Single Number II

June 22, 2020

Introduction

Given a non-empty array of integers, every element appears three times except for one, which appears exactly once. Find that single one.

Note:

Your algorithm should have a linear runtime complexity. Could you implement it without using extra memory?

Example 1:

Input: [2,2,3,2]
Output: 3

Example 2:

Input: [0,1,0,1,0,1,99]
Output: 99

Solution

Very simple solution would be to cache all counters.

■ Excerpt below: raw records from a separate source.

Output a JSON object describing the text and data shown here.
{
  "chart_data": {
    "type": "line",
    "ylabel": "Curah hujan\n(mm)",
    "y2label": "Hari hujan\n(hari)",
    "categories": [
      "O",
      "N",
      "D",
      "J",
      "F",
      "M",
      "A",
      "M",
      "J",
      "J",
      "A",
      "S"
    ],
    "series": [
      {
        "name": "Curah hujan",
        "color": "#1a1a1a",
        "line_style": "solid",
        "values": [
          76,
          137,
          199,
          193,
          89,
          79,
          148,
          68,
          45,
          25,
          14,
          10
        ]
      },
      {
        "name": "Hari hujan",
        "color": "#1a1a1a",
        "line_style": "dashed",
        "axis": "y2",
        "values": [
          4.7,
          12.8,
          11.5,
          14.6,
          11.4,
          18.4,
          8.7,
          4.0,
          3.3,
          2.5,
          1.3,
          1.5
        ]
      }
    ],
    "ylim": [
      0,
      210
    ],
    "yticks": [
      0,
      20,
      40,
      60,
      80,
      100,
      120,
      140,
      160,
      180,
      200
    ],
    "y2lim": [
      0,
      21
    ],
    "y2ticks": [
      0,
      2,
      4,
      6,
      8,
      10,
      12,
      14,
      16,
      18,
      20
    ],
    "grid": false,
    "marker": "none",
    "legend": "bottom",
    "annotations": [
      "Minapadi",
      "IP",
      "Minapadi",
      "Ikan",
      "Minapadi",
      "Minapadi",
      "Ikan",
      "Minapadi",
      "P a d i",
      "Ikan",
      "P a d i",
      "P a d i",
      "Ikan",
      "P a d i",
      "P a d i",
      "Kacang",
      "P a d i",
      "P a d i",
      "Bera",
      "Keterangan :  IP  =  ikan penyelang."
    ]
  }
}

func singleNumber(nums []int) int {
    cache := make(map[int]int)
    for _, num := range nums {
        cache[num]++
    }
    for k, v := range cache {
        if v == 1 {
            return k
        }
    }
    return -1
}

Performance of this solution is:

Runtime: 4 ms
Memory Usage: 4.4 MB

But let’s solve it differently, we already know that all numbers have 3 occurrences, therefore if we summarize distinct numbers and multiply them by 3, we can have ideal sum, and we also can have real sum.

func singleNumber(nums []int) int {
    visited := make(map[int]bool)
    realSum := 0
    for _, num := range nums {
        realSum += num
        visited[num] = true
    }
    idealSum := 0
    for num := range visited {
        idealSum += 3 * num
    }
    return (idealSum - realSum) / 2
}

Performance of this solution is:

Runtime: 4 ms
Memory Usage: 4.1 MB